Gay, presiden kulit hitam pertama Harvard, mengundurkan diri pada bulan Januari setelah laporan oleh Washington Free Beacon mengidentifikasi kejadian dugaan plagiarisme. Pada bulan Februari, Washington Free Beacon menerbitkan pengaduan plagiarisme lainnya tentang seorang pejabat keberagaman, kesetaraan, dan inklusi (DEI) di Universitas Columbia, Alade McKen. Pada bulan Maret, situs tersebut menerbitkan pengaduan serupa terhadap kepala pejabat keberagaman Universitas Wisconsin-Madison, LaVar Charleston.
“Saya tidak meragukan bahwa tuduhan ini dibuat oleh seseorang yang memiliki dendam,” kata Stephen Gow, anggota lain dari kelompok integritas akademis QAA dan peneliti Leverhulme di Universitas Edinburgh Napier. Seperti yang dilaporkan di Washington Free Beacon, “Saya menduga ini ditulis oleh lawan politik (DEI), yang saat ini sedang diserang secara signifikan dalam konteks AS,” tambahnya. Namun, meskipun “tuduhan plagiarisme sering kali bersifat politis, ini tidak berarti tuduhan itu tidak berdasar”. Dia mengatakan bahwa menurut pendapatnya, plagiarisme telah terjadi.

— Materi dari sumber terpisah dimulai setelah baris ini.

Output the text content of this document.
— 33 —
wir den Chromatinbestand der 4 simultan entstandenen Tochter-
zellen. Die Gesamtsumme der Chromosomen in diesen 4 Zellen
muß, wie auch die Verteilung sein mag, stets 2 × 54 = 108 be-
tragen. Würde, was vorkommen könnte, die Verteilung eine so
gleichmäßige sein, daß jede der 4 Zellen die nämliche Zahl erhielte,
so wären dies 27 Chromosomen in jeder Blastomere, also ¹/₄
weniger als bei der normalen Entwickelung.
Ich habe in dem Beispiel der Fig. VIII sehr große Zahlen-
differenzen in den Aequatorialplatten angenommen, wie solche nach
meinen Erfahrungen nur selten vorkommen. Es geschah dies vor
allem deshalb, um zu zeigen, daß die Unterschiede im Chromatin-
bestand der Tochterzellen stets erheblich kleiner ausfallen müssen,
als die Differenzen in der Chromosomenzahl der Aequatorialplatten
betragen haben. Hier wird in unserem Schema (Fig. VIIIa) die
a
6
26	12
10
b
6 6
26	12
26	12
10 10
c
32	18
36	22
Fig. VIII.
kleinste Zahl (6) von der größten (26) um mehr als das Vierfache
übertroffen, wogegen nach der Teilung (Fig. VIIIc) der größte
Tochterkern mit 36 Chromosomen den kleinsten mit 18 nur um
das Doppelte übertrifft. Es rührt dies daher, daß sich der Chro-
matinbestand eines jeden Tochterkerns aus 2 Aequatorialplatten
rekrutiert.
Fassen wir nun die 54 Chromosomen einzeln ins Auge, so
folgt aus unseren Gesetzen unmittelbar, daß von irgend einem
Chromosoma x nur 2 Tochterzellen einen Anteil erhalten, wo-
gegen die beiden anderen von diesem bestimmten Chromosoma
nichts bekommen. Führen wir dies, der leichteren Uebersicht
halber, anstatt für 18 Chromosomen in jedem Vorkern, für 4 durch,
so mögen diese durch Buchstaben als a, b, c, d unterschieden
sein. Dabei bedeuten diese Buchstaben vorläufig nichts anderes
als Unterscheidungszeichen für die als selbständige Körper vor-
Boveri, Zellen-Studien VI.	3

“Saya pikir praktik mengutip mungkin berbeda dan bagi sebagian orang, parafrase karya saya seharusnya diberi tanda kutip, sedangkan bagi yang lain, parafrase tidak masalah,” kata Razack. “Secara pribadi, saya tidak khawatir dengan semua ini dan saya senang argumennya bergantung pada argumen yang saya buat.”
Reddy berpendapat bahwa “setiap pelanggaran akademis yang signifikan meracuni seluruh pohon ilmu pengetahuan” dan menganggap pencabutan gelar doktor akan menjadi “konsekuensi yang wajar dari penyelidikan yang sah”. Motif politik “atau motif lain tidak relevan dengan tuduhan pelanggaran”, tambahnya. “Terlalu sering akademisi terkemuka diberi 'manfaat dari keraguan' ketika mahasiswa mereka dapat dihukum berat karena pelanggaran serupa.”